Anthropogenic Forcing

Anthropogenic forcing (AF) is one of two parts of radiative forcing (RF) in the classification used to describe disturbances in the Earth's energy budget [Page 64]when humans are considered as an external factor to the Earth's climate system. The RF (in units of watts per meter squared) is the net downward radiative flux at the surface or at some level in the atmosphere, usually at the top of the atmosphere or at the tropopause. In atmospheric and climate sciences, the RF is used to predict surface climate response and for comparative studies of different forcings. A synonym for AF is the term human-induced forcing. The other part of RF is termed natural forcing (NF), which is a disturbance of the Earth's energy budget without direct or indirect human influences. Examples of NF are volcanic eruptions, solar variability, or changes in a space object's orbital parameters.

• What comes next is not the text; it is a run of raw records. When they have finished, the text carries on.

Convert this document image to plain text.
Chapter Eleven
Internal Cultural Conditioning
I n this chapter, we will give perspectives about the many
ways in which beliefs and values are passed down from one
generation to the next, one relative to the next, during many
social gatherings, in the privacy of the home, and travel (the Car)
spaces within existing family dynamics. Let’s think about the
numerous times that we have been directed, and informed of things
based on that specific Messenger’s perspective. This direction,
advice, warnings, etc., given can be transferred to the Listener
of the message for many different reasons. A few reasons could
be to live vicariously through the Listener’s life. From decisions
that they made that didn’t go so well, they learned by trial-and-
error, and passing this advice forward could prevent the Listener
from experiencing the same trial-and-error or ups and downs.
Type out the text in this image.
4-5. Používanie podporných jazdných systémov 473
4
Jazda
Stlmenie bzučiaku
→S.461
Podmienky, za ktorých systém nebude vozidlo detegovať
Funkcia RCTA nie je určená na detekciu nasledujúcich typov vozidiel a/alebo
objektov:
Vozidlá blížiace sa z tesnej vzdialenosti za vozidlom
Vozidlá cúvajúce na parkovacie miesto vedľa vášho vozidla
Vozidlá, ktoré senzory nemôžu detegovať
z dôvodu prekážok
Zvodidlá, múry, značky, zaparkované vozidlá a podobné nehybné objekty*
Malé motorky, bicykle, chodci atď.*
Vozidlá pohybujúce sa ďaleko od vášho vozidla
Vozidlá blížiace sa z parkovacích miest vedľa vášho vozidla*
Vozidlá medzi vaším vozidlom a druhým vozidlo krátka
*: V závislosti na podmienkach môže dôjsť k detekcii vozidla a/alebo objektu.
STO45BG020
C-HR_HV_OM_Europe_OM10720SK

AF is a change in the Earth's energy balance due to human economical activities (HEAs). HEAs cause changes in the amount of atmospheric radiatively active gases (RAGs); in the amount of gaseous precursors of atmospheric aerosols (AA) and atmospheric ozone (O3); and in the Earth's system's albedo (ESA). RAGs, such as carbon dioxide (CO2), methane (CH4), nitrous dioxide (N2O), and chlorofluorocarbons (CFCs), are mixed well in the atmosphere, while O3 and AA have regional structures due to their shorter turnover (lifetime) in the atmosphere. Changes in the atmospheric concentrations of RAGs are accounted for by changes in their emissions. Changes in O3 and AA are defined by emissions of their gaseous precursors. Changes in ESA are related to changes in land use practices, reflective aerosols emissions, and cloud cover due to air pollution and climate change. It is assumed that changes in RAGs, aerosols, and ESA due to natural causes are small in comparison to changes from HEAs. The unique RAG is an atmospheric water vapor (WV), which has both direct (via irrigation and land use) and indirect (via change in cloud cover) influences from HEAs. The term greenhouse gases (GHG) combines RAGs, O3, and WV in one class. For policy applications, the total atmospheric RAGs amount is represented by an equivalent amount of CO2.

Regional and temporal AF strength can be calculated using an approach that requires an estimation of a few parameters: the RF per-unit emitted quantity (usually in watts per square meter per mass), an emission factor (usually in mass per unit of HEA), and a quantity of a particular HEA per unit time. Rigorous AF estimation is difficult, as it carries uncertainties from every step of its calculation. Each step is based on an accuracy of information provided of a particular science: social science in description of social infrastructure of a region or a country, economics for HEAs quantification in terms of emissions and land use, and atmospheric and climate sciences for RF calculations and conversion of the emissions to the atmospheric concentrations or burden.